In Launiupoko and Olowalu, all alignments carried out would require acquisition of private properties. In Ukumehame, most of the property immediately mauka of the highway is owned by the government, so there would be little or no acquisition of private property in that area. Further mauka in Ukumehame, improvements would require significant acquisition of private property.

In addition, the project may affect areas currently in use or proposed for future residential, commercial, public facility, agricultural and/or park uses, the report said.

Other improvement actions and alternatives may be further developed as a result of input from the scoping process and public hearings, the report states.

Honoapiilani Highway is the primary travel route for residents and visitors to and from West Maui – connecting the region to major hubs such as Kahului Airport, Kahului Harbor, Maui Memorial Medical Center and other medical services, Costco, and other resources . not readily available in Lahaina, Kaanapali, Napili, Kapalua and Kahana.

“As the only access to this part of the island, road closures and delays have serious consequences for West Maui residents and the economy,” the report said. “Because there is no other route to central Maui, even slowing traffic along this stretch can have significant effects on the movement of people and goods, including access for emergency vehicles, missed flights and travel delays for drivers.”

In addition, portions of the current Honoapiilani Highway alignment are located in coastal flood hazard areas identified by the Federal Emergency Management Agency.

Another repair project is currently being developed to address erosion, where 4,100 feet of highway in front of Ukumehame and 1,000 feet of highway in front of Olowalu will be moved 8 to 12 feet inland.

However, these projects are short-term solutions as they only address the worst locations where the road is already undermined.

Due to the scale, scope and complexity of improving the resilience of a single two-lane coastal highway, which may involve building an entirely new highway along a different alignment, the project could have significant environmental, cultural, historical, archaeological, recreational and community. impact, according to the opinion.

Because DOT and the Federal Highway Administration have determined that this project may have significant impacts, DOT/FHWA and cooperating agencies will prepare an environmental impact statement next year following public feedback next month.

A public hearing is anticipated for December 2023, followed by a 45-day public comment process.

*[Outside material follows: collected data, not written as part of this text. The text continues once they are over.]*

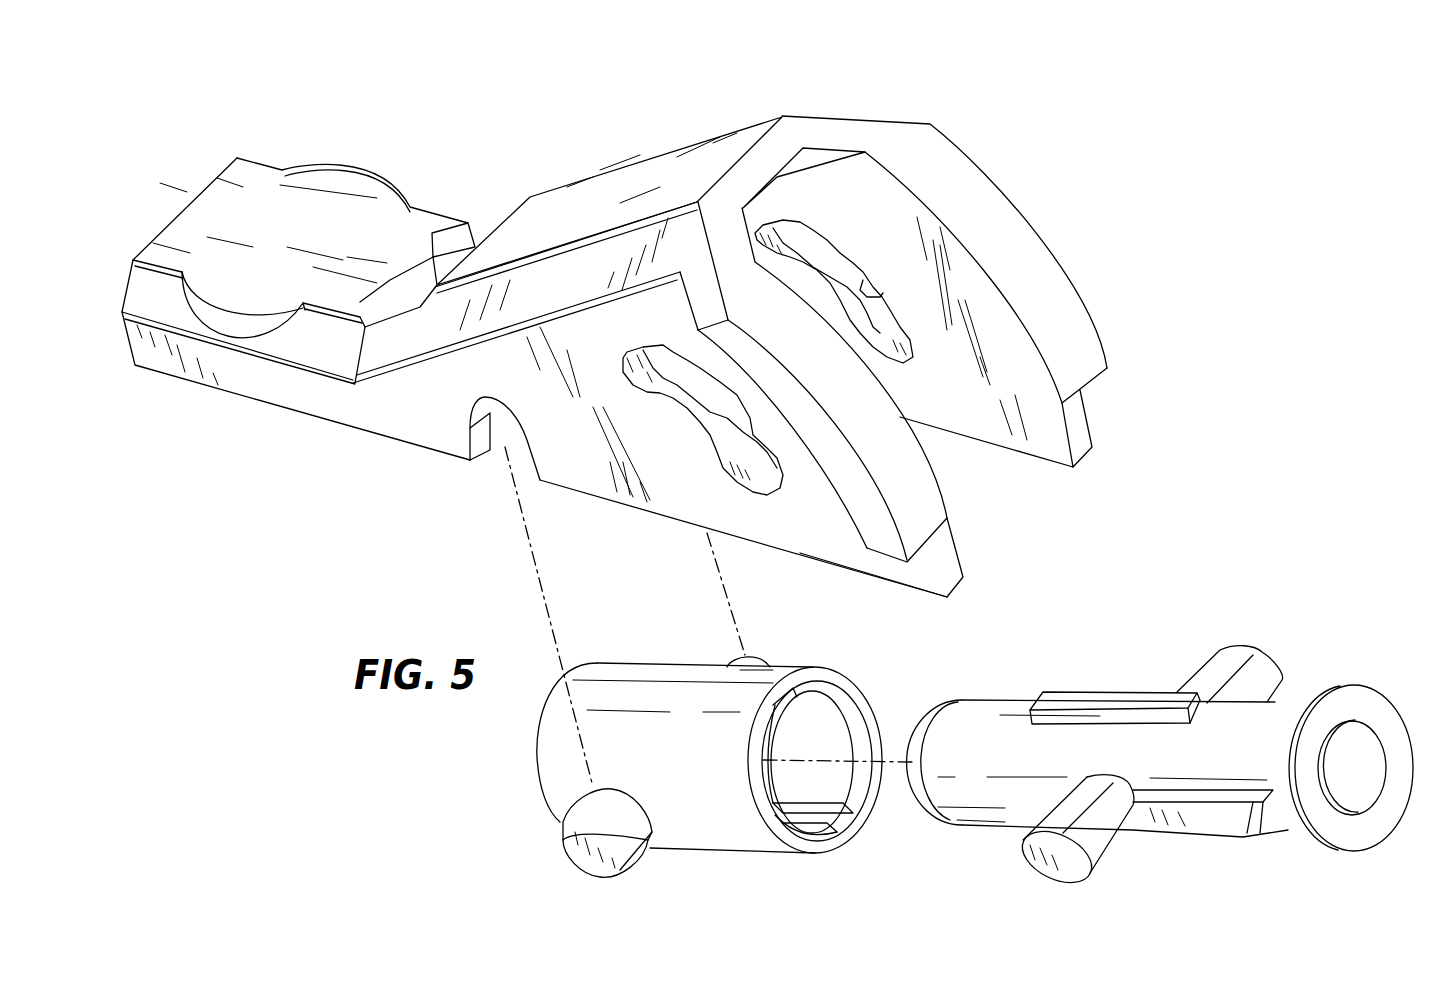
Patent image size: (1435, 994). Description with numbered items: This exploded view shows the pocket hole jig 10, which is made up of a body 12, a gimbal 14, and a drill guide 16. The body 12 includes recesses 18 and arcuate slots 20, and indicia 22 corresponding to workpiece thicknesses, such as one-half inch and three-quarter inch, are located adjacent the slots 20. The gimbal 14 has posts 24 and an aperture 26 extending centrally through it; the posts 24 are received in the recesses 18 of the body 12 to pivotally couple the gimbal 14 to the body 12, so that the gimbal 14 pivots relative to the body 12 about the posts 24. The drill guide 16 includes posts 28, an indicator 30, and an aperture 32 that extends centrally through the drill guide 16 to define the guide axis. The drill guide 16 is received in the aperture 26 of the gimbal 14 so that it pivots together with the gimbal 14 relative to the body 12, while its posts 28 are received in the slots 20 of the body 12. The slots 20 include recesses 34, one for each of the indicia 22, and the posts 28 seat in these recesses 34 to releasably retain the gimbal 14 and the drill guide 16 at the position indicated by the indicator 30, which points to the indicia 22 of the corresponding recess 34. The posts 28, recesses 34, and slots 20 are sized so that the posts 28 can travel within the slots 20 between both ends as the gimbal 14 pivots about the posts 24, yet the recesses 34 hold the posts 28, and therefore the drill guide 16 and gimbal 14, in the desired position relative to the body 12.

The pocket hole jig 10 is at (503, 98).
The body 12 is at (650, 173).
The gimbal 14 is at (652, 693).
The drill guide 16 is at (1120, 743).
The recesses 18 is at (477, 408).
The arcuate slots 20 is at (800, 253).
The indicia 22 is at (803, 320).
The posts 24 is at (577, 847).
The aperture 26 is at (810, 713).
The posts 28 is at (1233, 653).
The indicators 30 is at (1273, 823).
The aperture 32 is at (1340, 753).
The recesses 34 is at (863, 277).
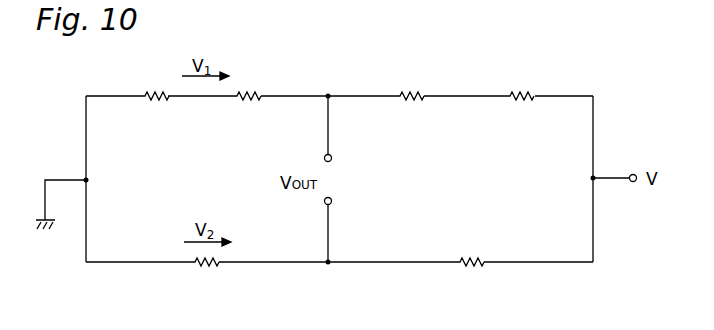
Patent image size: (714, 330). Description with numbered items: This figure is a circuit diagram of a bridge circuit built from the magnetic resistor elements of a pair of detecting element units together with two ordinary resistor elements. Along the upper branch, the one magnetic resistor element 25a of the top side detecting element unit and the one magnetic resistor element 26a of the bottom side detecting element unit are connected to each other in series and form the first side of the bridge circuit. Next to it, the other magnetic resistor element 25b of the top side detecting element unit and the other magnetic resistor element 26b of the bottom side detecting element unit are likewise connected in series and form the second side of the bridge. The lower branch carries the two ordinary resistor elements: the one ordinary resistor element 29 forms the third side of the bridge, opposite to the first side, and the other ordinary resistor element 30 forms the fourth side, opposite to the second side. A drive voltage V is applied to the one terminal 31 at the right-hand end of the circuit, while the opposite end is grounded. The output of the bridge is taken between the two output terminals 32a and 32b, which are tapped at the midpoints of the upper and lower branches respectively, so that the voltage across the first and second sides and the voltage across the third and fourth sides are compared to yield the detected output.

The magnetic resistor element 26a is at (160, 102).
The magnetic resistor element 25a is at (252, 102).
The magnetic resistor element 26b is at (413, 102).
The magnetic resistor element 25b is at (527, 102).
The ordinary resistor element 29 is at (210, 268).
The ordinary resistor element 30 is at (478, 268).
The output terminal 32a is at (332, 158).
The output terminal 32b is at (332, 203).
The terminal 31 is at (633, 182).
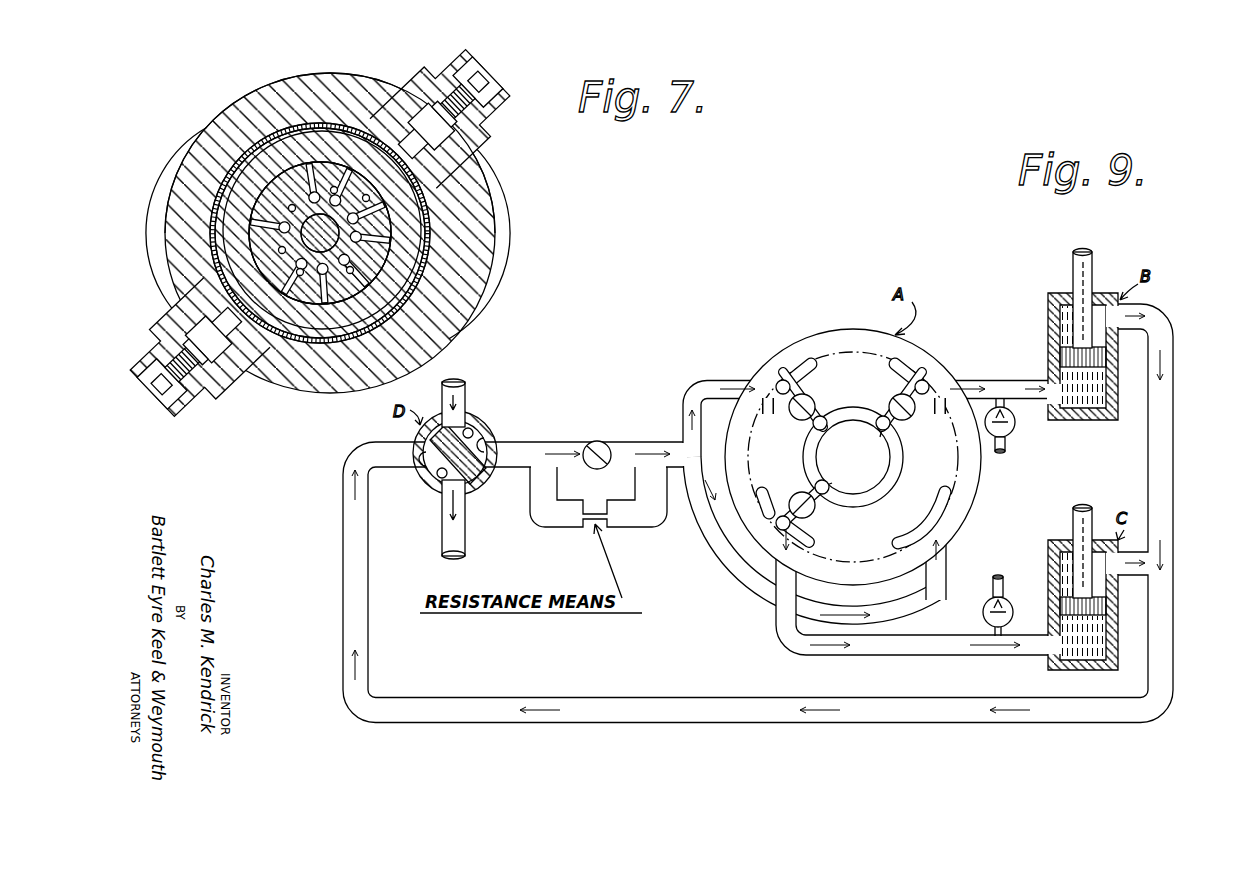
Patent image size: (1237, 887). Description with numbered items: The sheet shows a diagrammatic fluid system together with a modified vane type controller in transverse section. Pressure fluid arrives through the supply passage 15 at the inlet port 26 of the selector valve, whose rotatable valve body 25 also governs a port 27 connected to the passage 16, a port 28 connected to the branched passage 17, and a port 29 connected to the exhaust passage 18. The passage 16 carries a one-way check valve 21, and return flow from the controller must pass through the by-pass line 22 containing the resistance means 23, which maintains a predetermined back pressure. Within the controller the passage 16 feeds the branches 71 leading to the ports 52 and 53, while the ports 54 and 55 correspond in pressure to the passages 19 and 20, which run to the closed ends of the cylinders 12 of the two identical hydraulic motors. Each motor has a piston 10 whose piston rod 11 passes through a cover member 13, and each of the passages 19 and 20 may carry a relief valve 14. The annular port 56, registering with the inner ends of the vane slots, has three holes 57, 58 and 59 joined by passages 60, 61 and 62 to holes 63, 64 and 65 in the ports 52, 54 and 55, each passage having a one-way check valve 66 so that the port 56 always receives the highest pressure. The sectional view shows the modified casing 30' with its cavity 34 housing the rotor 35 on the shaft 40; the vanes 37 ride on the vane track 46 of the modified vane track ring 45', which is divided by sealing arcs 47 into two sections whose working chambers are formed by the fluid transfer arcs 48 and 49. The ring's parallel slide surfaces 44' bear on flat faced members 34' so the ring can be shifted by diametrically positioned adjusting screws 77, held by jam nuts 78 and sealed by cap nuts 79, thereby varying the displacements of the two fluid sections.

In FIG. 9, the piston 10 is at (1092, 362).
In FIG. 9, the piston rod 11 is at (1088, 275).
In FIG. 9, the cylinder 12 is at (1102, 418).
In FIG. 9, the cover member 13 is at (1062, 300).
In FIG. 9, the relief valve 14 is at (1015, 428).
In FIG. 9, the supply passage 15 is at (468, 393).
In FIG. 9, the passage 16 is at (562, 442).
In FIG. 9, the branched passage 17 is at (370, 555).
In FIG. 9, the exhaust passage 18 is at (466, 548).
In FIG. 9, the passage 19 is at (1003, 382).
In FIG. 9, the passage 20 is at (776, 624).
In FIG. 9, the one-way check valve 21 is at (606, 446).
In FIG. 9, the by-pass line 22 is at (632, 528).
In FIG. 9, the resistance means 23 is at (594, 499).
In FIG. 9, the rotatable valve body 25 is at (472, 480).
In FIG. 9, the inlet port 26 is at (483, 420).
In FIG. 9, the port 27 is at (498, 433).
In FIG. 9, the port 28 is at (424, 470).
In FIG. 9, the port 29 is at (438, 494).
In FIG. 7, the modified casing 30' is at (330, 139).
In FIG. 7, the cavity 34 is at (361, 233).
In FIG. 7, the members 34' is at (320, 233).
In FIG. 7, the rotor 35 is at (412, 178).
In FIG. 7, the vanes 37 is at (178, 180).
In FIG. 7, the shaft 40 is at (320, 233).
In FIG. 7, the slide surfaces 44' is at (325, 222).
In FIG. 7, the modified vane track ring 45' is at (322, 193).
In FIG. 7, the vane track 46 is at (294, 384).
In FIG. 9, the vane track 46 is at (845, 334).
In FIG. 7, the sealing arcs 47 is at (248, 190).
In FIG. 7, the fluid transfer arc 48 is at (462, 158).
In FIG. 7, the fluid transfer arc 49 is at (185, 305).
In FIG. 7, the port 52 is at (331, 168).
In FIG. 9, the port 52 is at (808, 356).
In FIG. 7, the port 53 is at (313, 312).
In FIG. 9, the port 53 is at (952, 498).
In FIG. 7, the port 54 is at (395, 240).
In FIG. 9, the port 54 is at (906, 366).
In FIG. 7, the port 55 is at (228, 247).
In FIG. 9, the port 55 is at (762, 486).
In FIG. 9, the annular groove or port 56 is at (903, 460).
In FIG. 9, the hole 57 is at (820, 430).
In FIG. 9, the hole 58 is at (870, 445).
In FIG. 9, the hole 59 is at (830, 485).
In FIG. 9, the passage 60 is at (816, 412).
In FIG. 9, the passage 61 is at (878, 400).
In FIG. 9, the passage 62 is at (815, 505).
In FIG. 9, the hole 63 is at (776, 372).
In FIG. 9, the hole 64 is at (927, 385).
In FIG. 9, the hole 65 is at (812, 538).
In FIG. 9, the one-way check valve 66 is at (790, 418).
In FIG. 9, the branches or extensions 71 is at (730, 380).
In FIG. 7, the adjusting screws 77 is at (480, 122).
In FIG. 7, the jam nuts 78 is at (480, 134).
In FIG. 7, the cap nuts 79 is at (493, 92).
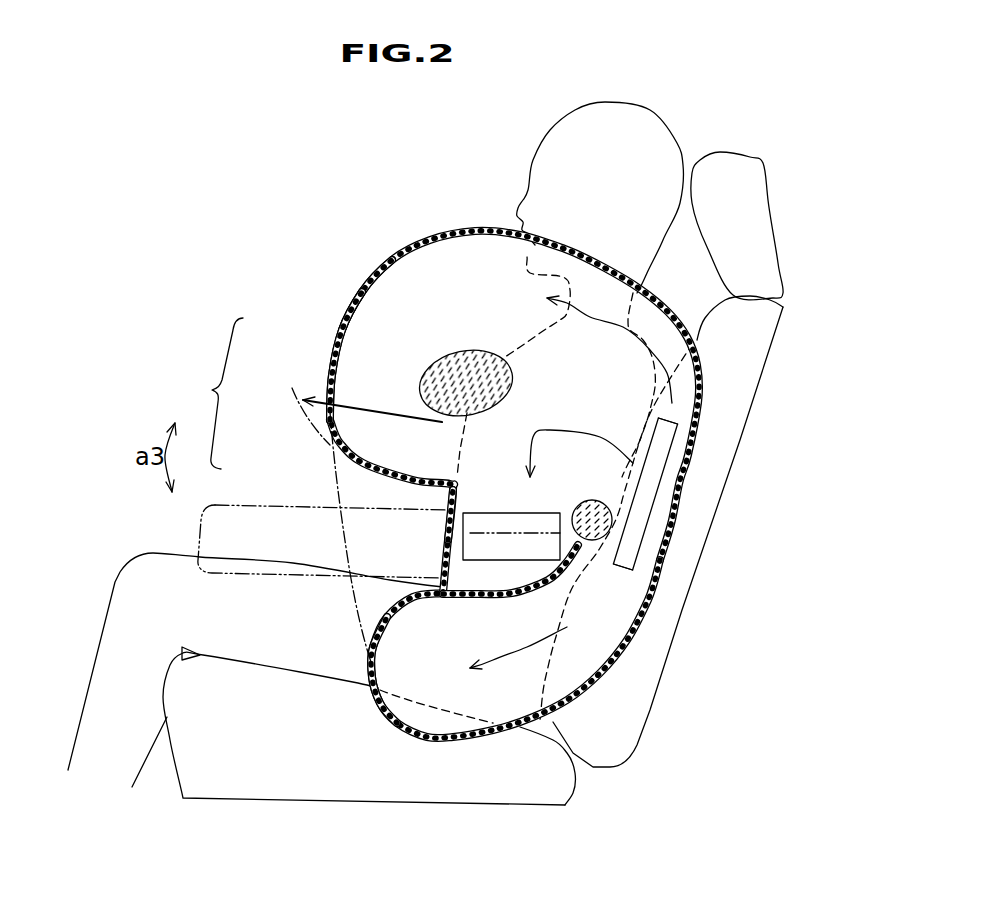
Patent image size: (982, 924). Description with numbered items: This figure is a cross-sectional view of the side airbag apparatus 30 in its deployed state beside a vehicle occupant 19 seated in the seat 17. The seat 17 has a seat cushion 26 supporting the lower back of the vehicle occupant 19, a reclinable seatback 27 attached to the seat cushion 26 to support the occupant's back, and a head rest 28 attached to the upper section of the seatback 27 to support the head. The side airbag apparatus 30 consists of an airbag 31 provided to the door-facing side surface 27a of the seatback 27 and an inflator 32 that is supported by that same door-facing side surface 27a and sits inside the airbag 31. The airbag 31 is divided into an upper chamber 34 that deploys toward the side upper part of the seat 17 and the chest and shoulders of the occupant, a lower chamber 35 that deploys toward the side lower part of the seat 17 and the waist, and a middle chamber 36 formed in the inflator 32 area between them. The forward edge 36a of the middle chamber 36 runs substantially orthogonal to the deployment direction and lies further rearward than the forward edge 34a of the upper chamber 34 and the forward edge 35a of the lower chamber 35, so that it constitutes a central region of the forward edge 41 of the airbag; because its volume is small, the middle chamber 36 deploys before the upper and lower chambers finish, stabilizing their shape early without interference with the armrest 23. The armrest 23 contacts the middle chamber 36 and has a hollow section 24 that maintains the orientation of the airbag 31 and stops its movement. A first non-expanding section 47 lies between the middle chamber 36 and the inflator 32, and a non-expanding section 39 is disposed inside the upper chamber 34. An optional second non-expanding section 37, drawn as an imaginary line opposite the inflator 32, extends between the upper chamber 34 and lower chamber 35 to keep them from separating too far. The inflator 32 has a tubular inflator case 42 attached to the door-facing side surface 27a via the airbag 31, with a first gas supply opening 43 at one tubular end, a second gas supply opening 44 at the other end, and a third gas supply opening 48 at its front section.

The seat 17 is at (760, 133).
The vehicle occupant 19 is at (630, 100).
The armrest 23 is at (245, 577).
The hollow section 24 is at (560, 548).
The seat cushion 26 is at (270, 787).
The seatback 27 is at (705, 531).
The door-facing side surface 27a is at (745, 365).
The head rest 28 is at (752, 207).
The side airbag apparatus 30 is at (435, 414).
The airbag 31 is at (211, 393).
The inflator 32 is at (629, 542).
The upper chamber 34 is at (352, 363).
The forward edge of the upper chamber 34a is at (340, 330).
The lower chamber 35 is at (378, 675).
The forward edge of the lower chamber 35a is at (385, 648).
The middle chamber 36 is at (400, 500).
The forward edge of the middle chamber 36a is at (455, 518).
The second non-expanding section 37 is at (319, 512).
The non-expanding section 39 is at (455, 368).
The forward edge of the airbag 41 is at (340, 297).
The inflator case 42 is at (660, 485).
The first gas supply opening 43 is at (670, 420).
The second gas supply opening 44 is at (623, 573).
The first non-expanding section 47 is at (613, 517).
The third gas supply opening 48 is at (640, 477).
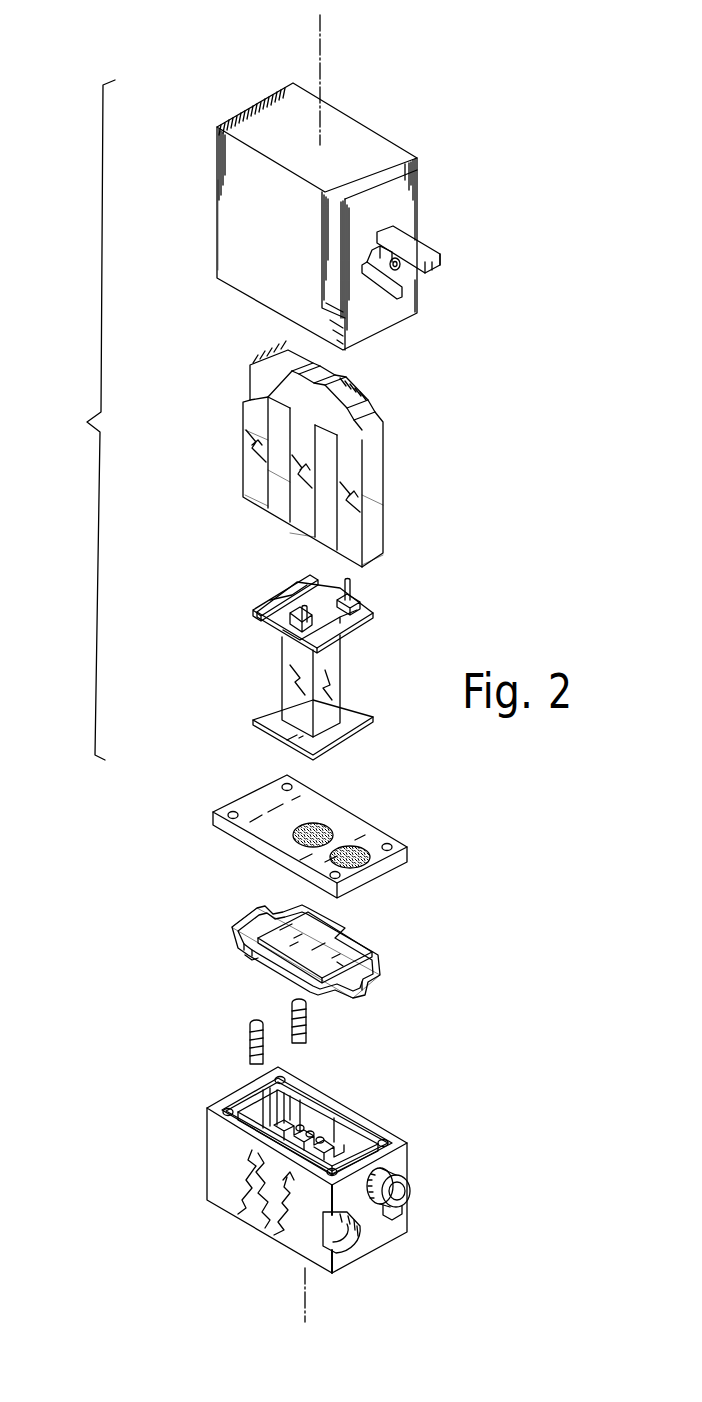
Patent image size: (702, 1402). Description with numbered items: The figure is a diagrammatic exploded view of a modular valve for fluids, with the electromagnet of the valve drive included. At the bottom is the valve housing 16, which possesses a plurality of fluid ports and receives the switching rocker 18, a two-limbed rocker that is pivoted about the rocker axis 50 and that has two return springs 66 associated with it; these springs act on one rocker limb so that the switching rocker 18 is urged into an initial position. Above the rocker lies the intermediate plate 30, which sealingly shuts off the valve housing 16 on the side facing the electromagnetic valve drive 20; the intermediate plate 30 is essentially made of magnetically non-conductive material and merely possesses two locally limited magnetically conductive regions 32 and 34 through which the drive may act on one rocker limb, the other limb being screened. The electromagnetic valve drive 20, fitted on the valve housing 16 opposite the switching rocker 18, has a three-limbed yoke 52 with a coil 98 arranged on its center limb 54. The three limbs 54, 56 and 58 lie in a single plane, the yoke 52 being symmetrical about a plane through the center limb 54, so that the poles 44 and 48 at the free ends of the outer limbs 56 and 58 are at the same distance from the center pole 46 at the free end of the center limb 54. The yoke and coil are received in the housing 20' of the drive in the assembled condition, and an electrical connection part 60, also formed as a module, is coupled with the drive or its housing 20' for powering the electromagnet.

Then in 2024, a possible final EIS will be published with construction starting in 2025.

State and federal funds will be used for this project. However, the estimated project costs for any construction alternative exceeded the limited funding available. An estimated cost was not included in the report.

The project received a US Department of Transportation Rebuilding America’s Infrastructure with Sustainability grant and equity to help fund it.

Two virtual public meetings will be held via Zoom from noon to 2:00 pm and from 6:00 pm to 8:00 pm on December 14th and in person from 6:00 pm to 8:00 pm on December 15th at the Lahaina Civic Center located at 1840 Honoapiilani Highway.